Q&A with Geography Ph.D. Alum Rob Anderson: Managing Washington’s gray wolf population – through fear

Submitted by Nell Gross on

The high-profile reintroduction of gray wolves to Yellowstone National Park in 1995 is generally considered a conservation success: Gray wolf packs inside and outside the park gradually established new populations. In Washington, wolves were largely absent for decades until a pack was identified in the northeastern part of the state in 2008.

But wolf recovery also has been controversial. Over time, various federal and state protections have been placed, then lifted, then placed again. Conflict often arises when wolves return to rural landscapes that are also used for grazing, where they sometimes attack and kill livestock, and where anti-wolf sentiment is often high. In northeast Washington in February, six gray wolves were found dead, and an investigation later found they had been poisoned. Earlier this fall, the state Department of Fish and Wildlife killed two wolves from a pack that had preyed on cattle, and mistakenly shot a wolf pup.

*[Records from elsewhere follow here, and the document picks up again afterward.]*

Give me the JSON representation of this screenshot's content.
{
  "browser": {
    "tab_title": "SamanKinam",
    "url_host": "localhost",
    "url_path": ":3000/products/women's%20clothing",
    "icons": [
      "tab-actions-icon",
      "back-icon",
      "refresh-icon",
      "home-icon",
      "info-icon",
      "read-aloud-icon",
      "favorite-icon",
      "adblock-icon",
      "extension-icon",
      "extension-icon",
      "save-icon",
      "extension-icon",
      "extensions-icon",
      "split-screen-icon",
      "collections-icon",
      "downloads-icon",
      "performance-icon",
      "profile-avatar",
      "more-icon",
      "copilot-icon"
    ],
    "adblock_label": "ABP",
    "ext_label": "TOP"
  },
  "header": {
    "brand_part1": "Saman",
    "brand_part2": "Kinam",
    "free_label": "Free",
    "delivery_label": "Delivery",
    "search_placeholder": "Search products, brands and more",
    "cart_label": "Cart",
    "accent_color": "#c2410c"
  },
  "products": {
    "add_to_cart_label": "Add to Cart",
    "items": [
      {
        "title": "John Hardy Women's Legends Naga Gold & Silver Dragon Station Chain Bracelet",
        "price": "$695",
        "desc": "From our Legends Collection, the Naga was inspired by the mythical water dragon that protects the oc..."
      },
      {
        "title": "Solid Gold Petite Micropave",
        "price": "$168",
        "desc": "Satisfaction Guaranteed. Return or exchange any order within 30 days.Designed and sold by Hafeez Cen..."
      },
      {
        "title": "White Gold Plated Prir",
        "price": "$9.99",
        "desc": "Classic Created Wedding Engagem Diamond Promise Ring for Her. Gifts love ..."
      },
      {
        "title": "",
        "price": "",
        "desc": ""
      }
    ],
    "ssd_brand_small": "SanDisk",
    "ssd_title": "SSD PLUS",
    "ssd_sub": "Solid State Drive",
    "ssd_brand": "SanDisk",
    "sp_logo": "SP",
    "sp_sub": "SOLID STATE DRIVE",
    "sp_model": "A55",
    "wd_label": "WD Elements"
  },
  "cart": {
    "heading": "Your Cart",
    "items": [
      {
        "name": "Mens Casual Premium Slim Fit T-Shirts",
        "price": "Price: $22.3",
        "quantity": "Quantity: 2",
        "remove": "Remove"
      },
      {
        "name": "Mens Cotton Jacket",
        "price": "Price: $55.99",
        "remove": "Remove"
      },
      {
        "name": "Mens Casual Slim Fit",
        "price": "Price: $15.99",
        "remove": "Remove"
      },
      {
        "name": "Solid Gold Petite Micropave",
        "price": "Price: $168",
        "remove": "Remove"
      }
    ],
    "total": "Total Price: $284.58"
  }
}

Such instances in Washington are relatively rare, but they underscore the very specific challenges between humans and wolves, explains Rob Anderson, who studied this issue as part of his doctorate in geography from the University of Washington. He is lead author of a paper on nonlethal wolf management tactics recently published in The Canadian Geographer, with co-authors including Alex McInturff, a UW assistant professor of environmental and forest management.